NTRU overstretched (above fatigue)
The "overstretched NTRU" attack (Albrecht et al. 2016) showed that NTRU with large modulus $q > n^{2.484}$ can be broken using subfield lattice attacks — reducing the effective lattice dimension to $n/2$. Falcon avoids this by using $q = 12289 \approx n^{1.9}$ — well below the fatigue point.
Hybrid meet-in-the-middle
Hybrid attacks combine lattice reduction with meet-in-the-middle search over the small coefficients of the private key. These are the most practical attacks for low dimensions. Falcon parameters are designed to keep this cost above $2^{128}$.
From NTRU Encryption to Falcon Signatures
The NTRU lattice is the setting for Falcon (FIPS 206 / FN-DSA) — NIST's second lattice signature standard alongside Dilithium. Falcon uses a "hash-and-sign" paradigm over the NTRU lattice rather than the Fiat-Shamir approach used by Dilithium.
Falcon: Hash-and-Sign over NTRU
Key generation: Generate an NTRU key pair $(f, g)$ with additional polynomials $(F, G)$ satisfying $fG - gF = q$ (the NTRU equation). The public key is $h = g/f \pmod{q}$.
Sign message $\mu$:
1. Hash: compute target $c = H(\mu, r) \in R_q$ for random salt $r$.

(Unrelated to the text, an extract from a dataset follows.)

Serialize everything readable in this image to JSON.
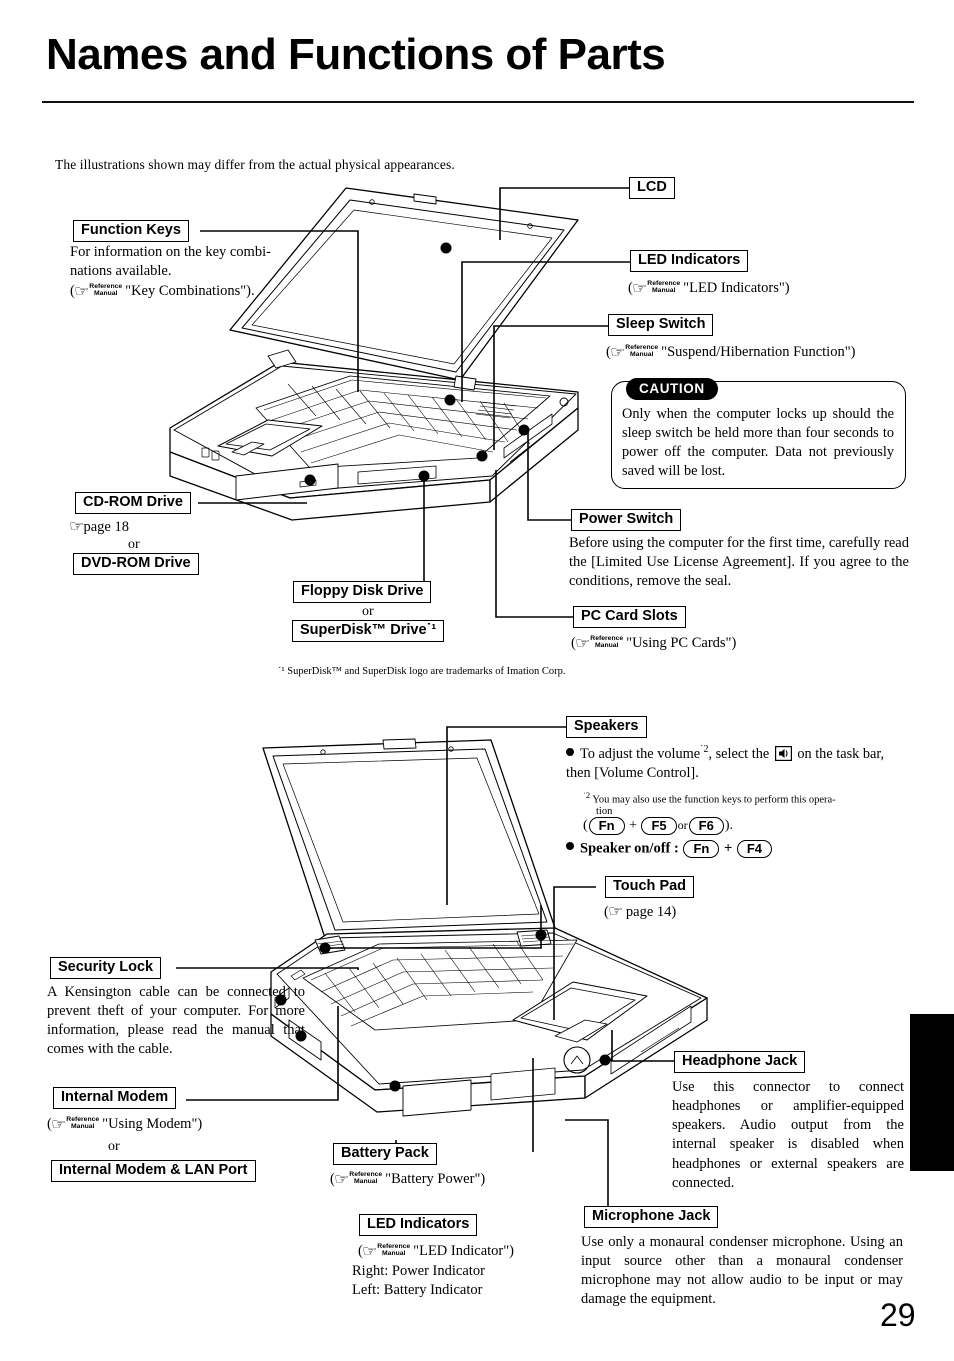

2. Use the trapdoor $(f, g, F, G)$ to sample a short vector $(s_1, s_2) \in \Lambda_h$ such that $s_1 + hs_2 = c \pmod{q}$. This uses fast Fourier samplingover the NTRU lattice.
3. Signature: $(r, s_2)$.
Verify: Recompute $c$, check that $(c - hs_2, s_2)$ is short.
Falcon vs Dilithium: A Comparison
Falcon-512
Based on NTRU. Hash-and-sign paradigm.
Public key: 897 bytes
Signature: 666 bytes
Security: ~128 bits
Advantage: very compact signatures. Disadvantage: requires Gaussian sampling over real numbers — harder to implement securely in constant time. Variable-length signatures complicate some protocols.
ML-DSA-44 (Dilithium)
Based on Module-LWE/SIS. Fiat-Shamir with aborts.
Public key: 1,312 bytes
Signature: 2,420 bytes
Security: ~128 bits
Advantage: simpler implementation, constant-time naturally, better-understood security. Disadvantage: larger signatures than Falcon.